Let's see what our model thinks about that skin diseases we download:

Download some images

In [156]:
urls = search_images('sunburn photo', max_images=20) 
urls[19]

In [157]:
dest = 'sunburn-symptoms-and-treatment.jpg'
download_url(urls[19], dest, show_progress=False)

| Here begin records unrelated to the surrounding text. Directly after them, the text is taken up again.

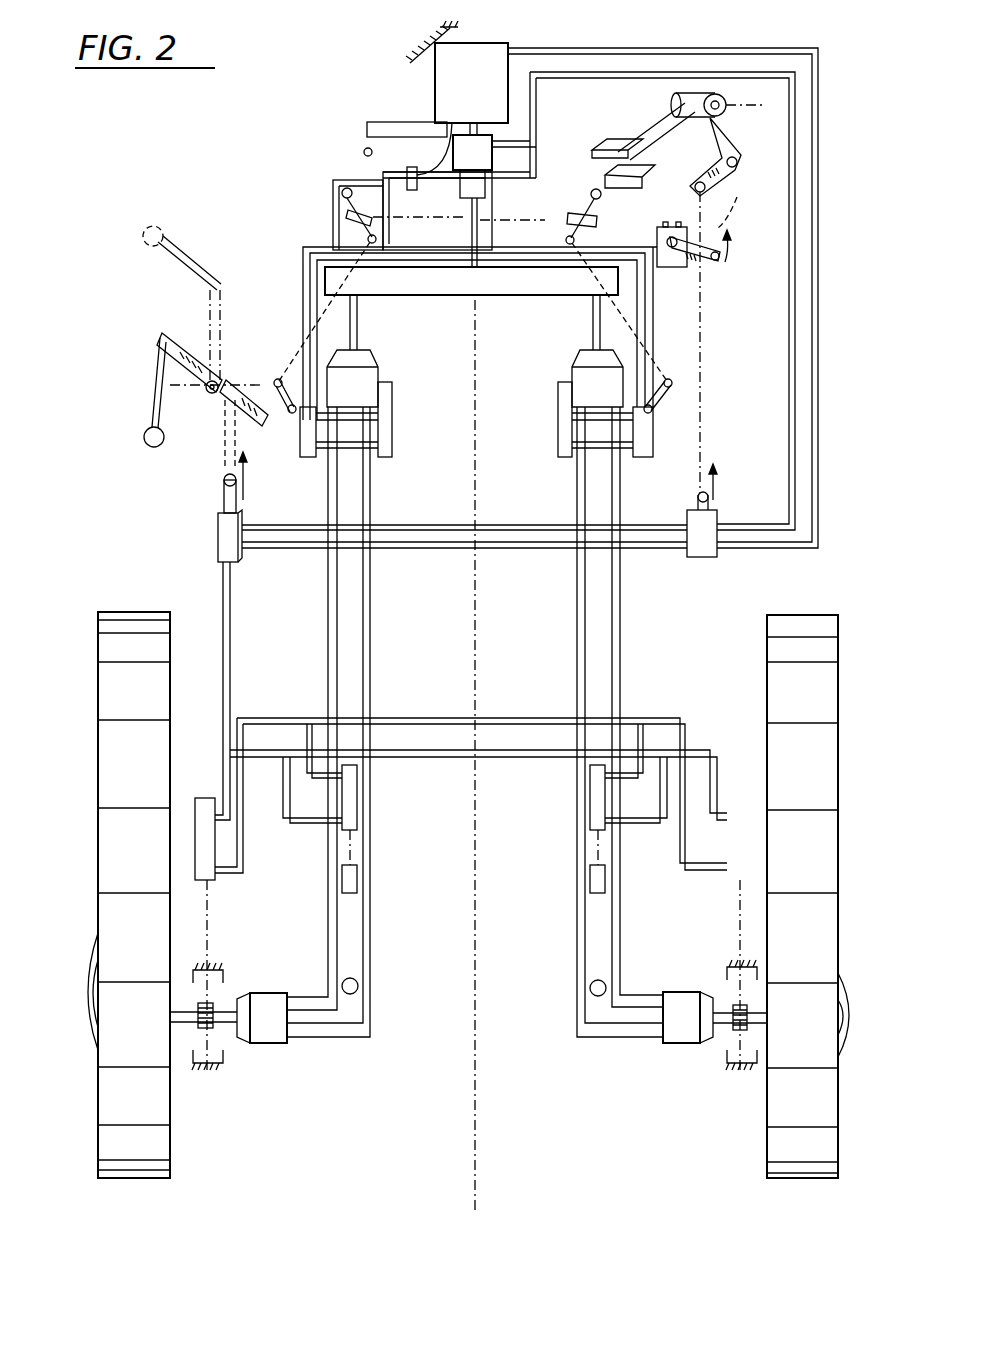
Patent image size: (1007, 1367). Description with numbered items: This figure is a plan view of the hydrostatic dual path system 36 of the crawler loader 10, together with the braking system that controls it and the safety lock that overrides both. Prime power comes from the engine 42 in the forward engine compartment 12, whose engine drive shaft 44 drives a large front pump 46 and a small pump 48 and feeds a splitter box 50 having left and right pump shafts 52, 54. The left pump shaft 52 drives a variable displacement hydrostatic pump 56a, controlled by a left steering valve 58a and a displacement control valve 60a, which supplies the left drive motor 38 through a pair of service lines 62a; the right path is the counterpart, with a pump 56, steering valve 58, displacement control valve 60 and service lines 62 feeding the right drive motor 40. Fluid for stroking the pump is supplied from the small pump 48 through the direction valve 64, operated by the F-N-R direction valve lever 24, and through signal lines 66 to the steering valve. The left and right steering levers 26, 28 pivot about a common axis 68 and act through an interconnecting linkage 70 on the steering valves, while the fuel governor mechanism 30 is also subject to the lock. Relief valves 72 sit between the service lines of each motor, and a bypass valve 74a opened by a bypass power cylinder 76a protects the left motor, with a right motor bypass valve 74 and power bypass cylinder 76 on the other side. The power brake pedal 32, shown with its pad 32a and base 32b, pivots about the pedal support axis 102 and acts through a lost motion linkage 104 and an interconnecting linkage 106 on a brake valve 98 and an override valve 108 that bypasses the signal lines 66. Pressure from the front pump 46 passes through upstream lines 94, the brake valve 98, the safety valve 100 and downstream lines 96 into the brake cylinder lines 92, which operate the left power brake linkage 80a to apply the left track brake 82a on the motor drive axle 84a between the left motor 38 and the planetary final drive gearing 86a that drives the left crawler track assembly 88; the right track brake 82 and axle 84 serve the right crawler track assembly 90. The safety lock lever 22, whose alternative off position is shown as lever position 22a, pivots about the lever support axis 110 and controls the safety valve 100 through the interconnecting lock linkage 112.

The hydrostatic crawler loader 10 is at (210, 165).
The forward engine compartment 12 is at (412, 60).
The safety lock lever 22 is at (155, 380).
The parking brake lever off position 22a is at (195, 255).
The hydrostatic F-N-R direction valve lever 24 is at (407, 176).
The left hydrostatic steering lever 26 is at (345, 205).
The right hydrostatic steering lever 28 is at (588, 196).
The fuel governor mechanism 30 is at (360, 150).
The power brake pedal 32 is at (616, 145).
The pedal pad 32a is at (588, 160).
The pedal base 32b is at (605, 184).
The hydrostatic dual path system 36 is at (290, 1102).
The left drive motor 38 is at (268, 993).
The right drive motor 40 is at (675, 992).
The engine 42 is at (435, 90).
The engine drive shaft 44 is at (477, 215).
The front pump 46 is at (503, 139).
The small pump 48 is at (485, 188).
The splitter box 50 is at (478, 293).
The left pump shaft 52 is at (357, 332).
The right pump shaft 54 is at (593, 328).
The right variable displacement pump 56 is at (572, 372).
The variable displacement hydrostatic pump 56a is at (368, 372).
The right steering valve 58 is at (688, 450).
The left steering valve 58a is at (316, 452).
The right swash plate 60 is at (558, 432).
The displacement control valve 60a is at (392, 432).
The right drive conduits 62 is at (577, 635).
The service lines 62a is at (372, 635).
The direction valve 64 is at (455, 132).
The signal lines 66 is at (442, 246).
The axis of common steering lever support 68 is at (500, 225).
The interconnecting linkage 70 is at (285, 358).
The relief valves 72 is at (358, 982).
The right motor bypass valve 74 is at (590, 880).
The bypass valve 74a is at (370, 862).
The power bypass cylinder 76 is at (628, 777).
The bypass power cylinder 76a is at (357, 798).
The left power brake linkage 80a is at (218, 897).
The right track brake 82 is at (728, 970).
The left track brake 82a is at (228, 972).
The right coupling 84 is at (720, 1028).
The motor drive axle 84a is at (183, 1025).
The planetary final drive gearing 86a is at (95, 960).
The left endless crawler track assembly 88 is at (128, 600).
The right endless crawler track assembly 90 is at (783, 612).
The brake cylinder lines 92 is at (445, 690).
The upstream lines 94 is at (808, 315).
The downstream lines 96 is at (240, 650).
The brake valve 98 is at (700, 560).
The safety valve 100 is at (216, 535).
The axis of pedal support 102 is at (660, 103).
The lost motion linkage 104 is at (706, 360).
The interconnecting linkage 106 is at (744, 219).
The override valve 108 is at (668, 225).
The axis of lever support 110 is at (170, 388).
The interconnecting lock linkage 112 is at (245, 412).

from fastai.vision.all import *
im = Image.open(dest)
im.to_thumb(256,256)

In [158]:
the_dis,o,probs = learn.predict(PILImage.create('sunburn-symptoms-and-treatment.jpg'))
print(f"This is a: {the_dis}.")
print(f"This is a: {o}")
print(f"Probability it's a Eczema : {probs[4]:.4f}")
print(f"Probability it's a Herpes Zoster  : {probs[8]:.4f}")
print(f"Probability it's a Urticaria  : {probs[14]:.4f}")
print(f"Probability it's a Genital warts : {probs[6]:.4f}")
print(f"Probability it's a acrochordons or skin tags : {probs[19]:.4f}")
print(f"Probability it's a Rosacea : {probs[10]:.4f}")
print(f"Probability it's a verruca or genital warts : {probs[6]:.4f}")
print(f"Probability it's a acne vulgaris : {probs[16]:.4f}")
print(f"Probability it's a sunburn : {probs[21]:.4f}")
print(f"Probability it's a diapar Rash : {probs[2]:.4f}")
print(f"Probability it's a Tinea Pedis or athletic feet : {probs[12]:.4f}")
print(f"Probability it's a Basal Cell Carcinoma: {probs[0]:.4f}")

Good job, resnet18. :)

So, as you see, in the space of a few years, creating computer vision classification models has gone from "so hard it's a joke" to "trivially easy and free"!